Yup, I can definately reproduce this.

The current upstream qemu.git from git://git.savannah.nongnu.org/qemu.git
also has the slow savevm.  However, it's loadvm takes only a few seconds.


savevm _is_ slow, because it's writing to a qcow2 file with full (meta)data allocation which is terrible slow since 0.13 (and 0.12.5) unless you use cache=unsafe.  It's the same slowdown as observed with default cache mode when performing an operating system install into a freshly created qcow2 - it may take several hours.  To verify, run `iostat -dkx 5' and see how busy (the last column) your disk is during the save - I suspect it'll be about 100%.

Confirmed that doing


  kvm -drive file=lucid.img,cache=unsafe,index=0,boot=on -m 512M -smp 2 -vnc :1 -monitor stdio

and doing 'savevm savevm5'

takes about 2 seconds.

So, for fast savevm, 'cache=unsafe' is the workaround.  Shoudl this bug then be marked invalid, or 'wontfix'?

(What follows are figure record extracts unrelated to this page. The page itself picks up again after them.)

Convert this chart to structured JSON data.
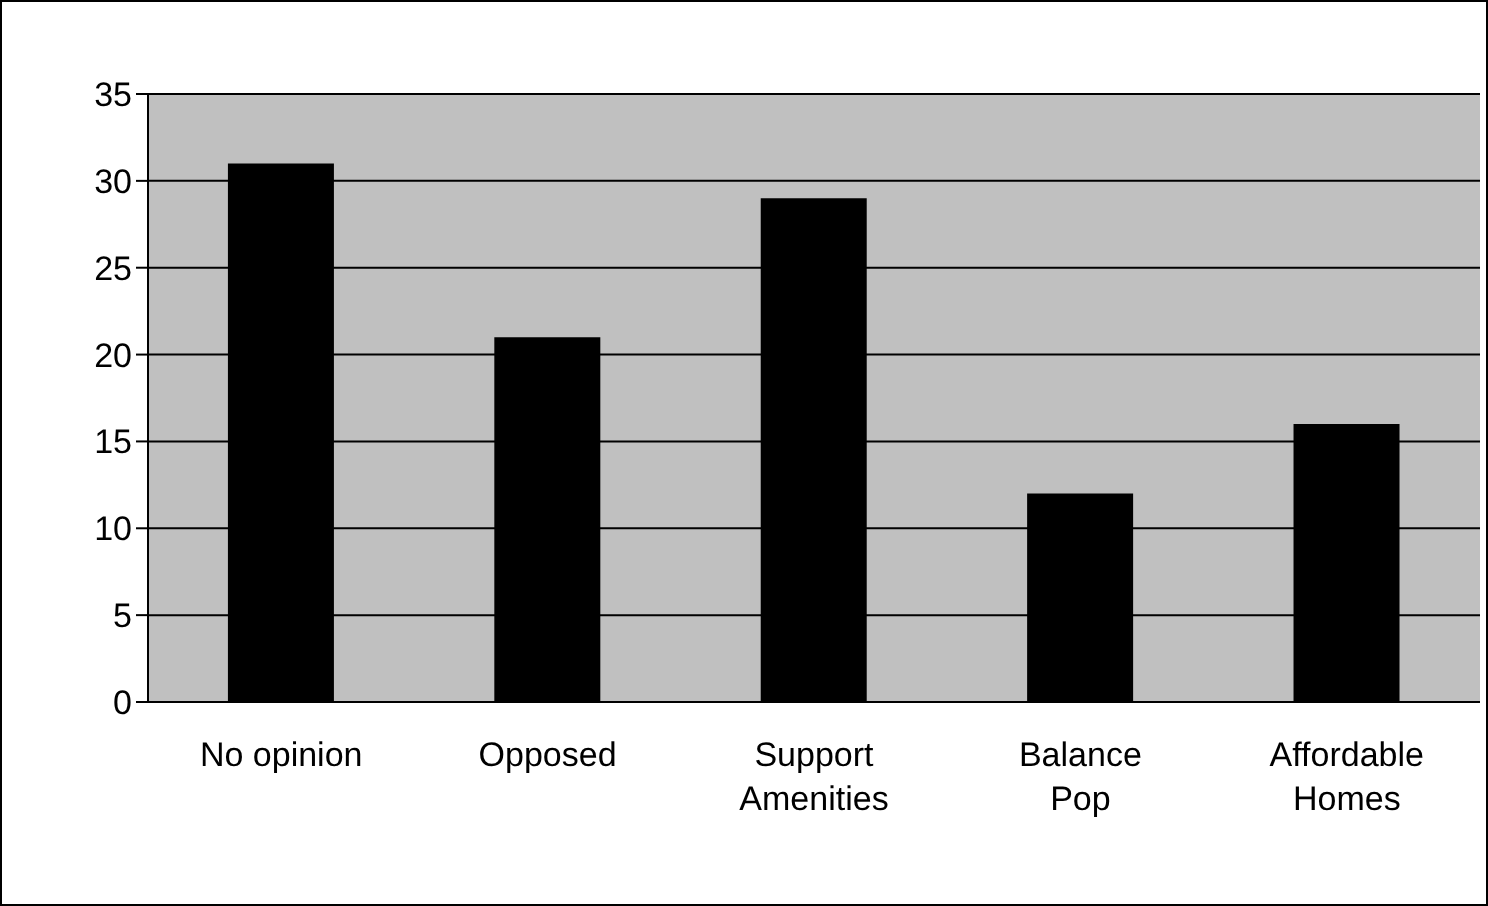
{
  "chart_data": {
    "type": "bar",
    "categories": [
      "No opinion",
      "Opposed",
      "Support Amenities",
      "Balance Pop",
      "Affordable Homes"
    ],
    "values": [
      31,
      21,
      29,
      12,
      16
    ],
    "color": "#000000",
    "ylim": [
      0,
      35
    ],
    "yticks": [
      0,
      5,
      10,
      15,
      20,
      25,
      30,
      35
    ],
    "grid": "y"
  }
}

I confirm that without 'cache' option, I have got from iostat those result while doing 'savevm'

Device: sda
rrqm/s: 0.00
wrqm/s: 316.00
r/s: 0.00
w/s: 94.80
rkB/s: 0.00
wkB/s: 1541.60
avgrq-sz: 32.52
avgqu-sz: 0.98
await: 10.32
svctm: 10.10
%util: 95.76

I also confirm, that when option 'cache=unsafe' is used, snapshot (from qemu monitor) is done as quickly as it should (few seconds). 

I am not sure if this is a solution or workaround or just a closer description of a bug.

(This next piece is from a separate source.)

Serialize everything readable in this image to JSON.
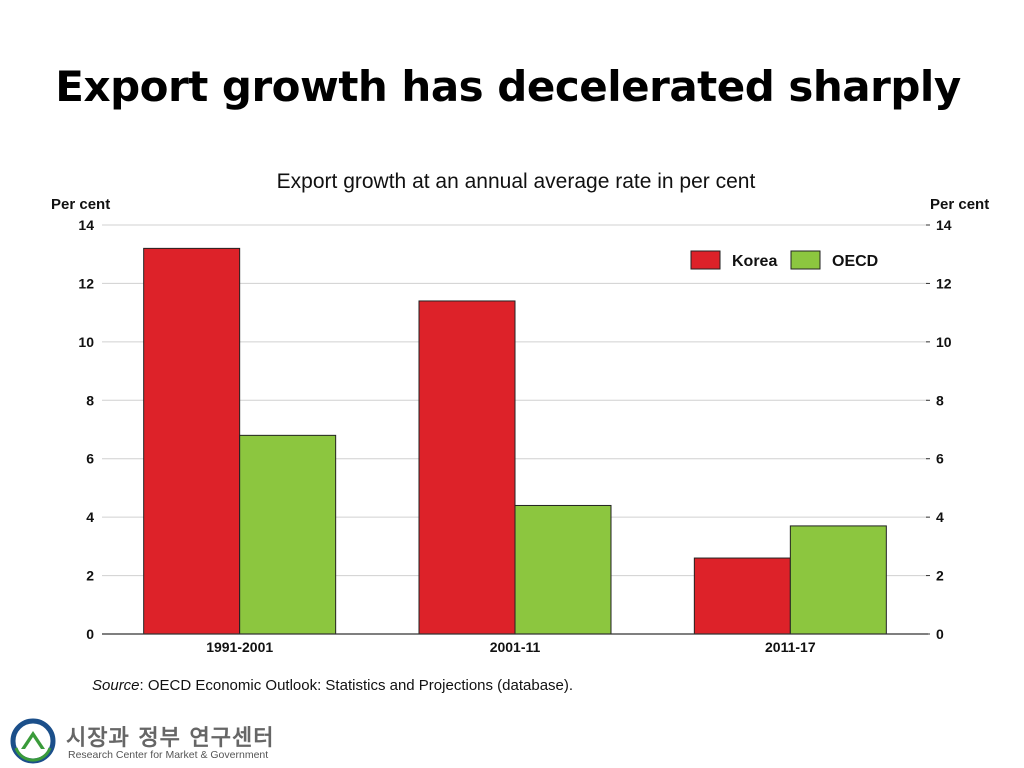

http://libvirt.org/formatdomain.html#elementsDisks describes option 'cache'. When I use that (cache="none") it spits out:

error: Failed to create domain from vm.xml
error: internal error process exited while connecting to monitor: kvm: -drive file=/home/dum8d0g/vms/deb.qcow2,if=none,id=drive-ide0-0-0,boot=on,format=qcow2,cache=none: could not open disk image /home/dum8d0g/vms/deb.qcow2: Invalid argument

When that option is removed, domain is created successfuly. I guess I have another bugreport to fill.

So, for me, the issue is somehow solved from the qemu side. I think, this could be marked as wontfix.

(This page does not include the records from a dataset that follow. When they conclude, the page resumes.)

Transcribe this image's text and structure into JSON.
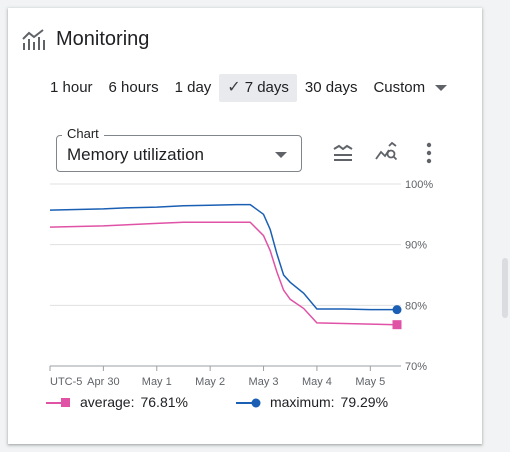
{
  "header": {
    "title": "Monitoring"
  },
  "time_ranges": [
    {
      "label": "1 hour",
      "selected": false
    },
    {
      "label": "6 hours",
      "selected": false
    },
    {
      "label": "1 day",
      "selected": false
    },
    {
      "label": "7 days",
      "selected": true
    },
    {
      "label": "30 days",
      "selected": false
    },
    {
      "label": "Custom",
      "selected": false
    }
  ],
  "chart_select": {
    "label": "Chart",
    "value": "Memory utilization"
  },
  "legend": {
    "average": {
      "name": "average:",
      "value": "76.81%"
    },
    "maximum": {
      "name": "maximum:",
      "value": "79.29%"
    }
  },
  "colors": {
    "average": "#e052a6",
    "maximum": "#1a5fb4",
    "accent": "#1a73e8"
  },
  "chart_data": {
    "type": "line",
    "timezone_label": "UTC-5",
    "x_tick_labels": [
      "Apr 30",
      "May 1",
      "May 2",
      "May 3",
      "May 4",
      "May 5"
    ],
    "x_range": [
      "2024-04-29 00:00",
      "2024-05-05 12:00"
    ],
    "ylim": [
      70,
      100
    ],
    "y_ticks": [
      "70%",
      "80%",
      "90%",
      "100%"
    ],
    "y_axis_side": "right",
    "grid": true,
    "series": [
      {
        "name": "average",
        "x": [
          "2024-04-29 00:00",
          "2024-04-29 12:00",
          "2024-04-30 00:00",
          "2024-04-30 12:00",
          "2024-05-01 00:00",
          "2024-05-01 12:00",
          "2024-05-02 00:00",
          "2024-05-02 12:00",
          "2024-05-02 18:00",
          "2024-05-03 00:00",
          "2024-05-03 03:00",
          "2024-05-03 06:00",
          "2024-05-03 09:00",
          "2024-05-03 12:00",
          "2024-05-03 18:00",
          "2024-05-04 00:00",
          "2024-05-04 12:00",
          "2024-05-05 00:00",
          "2024-05-05 12:00"
        ],
        "values": [
          92.9,
          93.0,
          93.1,
          93.3,
          93.5,
          93.7,
          93.7,
          93.7,
          93.7,
          91.5,
          89.0,
          85.5,
          82.5,
          81.0,
          79.5,
          77.1,
          77.0,
          76.9,
          76.81
        ]
      },
      {
        "name": "maximum",
        "x": [
          "2024-04-29 00:00",
          "2024-04-29 12:00",
          "2024-04-30 00:00",
          "2024-04-30 12:00",
          "2024-05-01 00:00",
          "2024-05-01 12:00",
          "2024-05-02 00:00",
          "2024-05-02 12:00",
          "2024-05-02 18:00",
          "2024-05-03 00:00",
          "2024-05-03 03:00",
          "2024-05-03 06:00",
          "2024-05-03 09:00",
          "2024-05-03 12:00",
          "2024-05-03 18:00",
          "2024-05-04 00:00",
          "2024-05-04 12:00",
          "2024-05-05 00:00",
          "2024-05-05 12:00"
        ],
        "values": [
          95.7,
          95.8,
          95.9,
          96.1,
          96.2,
          96.4,
          96.5,
          96.6,
          96.6,
          95.0,
          92.5,
          88.5,
          85.0,
          83.8,
          82.0,
          79.4,
          79.4,
          79.3,
          79.29
        ]
      }
    ]
  }
}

In qemu 0.14 cache=writeback and cache=none are expected to perform well. The default cache=writethrough is a very conservative setting which is slow by design. I'm pretty sure that it has always been slow, even before 0.12.5.

I think that the specific problem with savevm may be related to the VM state being saved in too small chunks. With cache=writethrough this will hurt most.

I had posted a patch to fix the issue before:(http://patchwork.ozlabs.org/patch/64346/), saving memory state is time consuming, which may takes several minutes.

@edison,

if you want to push such a patch, please do it through upstream, since it is actually a new feature.

I'm going to mark this 'wontfix' (as I thought I had done before), rather than invalid, though the latter still sounds accurate as well.

Cool. Writes about 9 times the data of the actual snapshot size.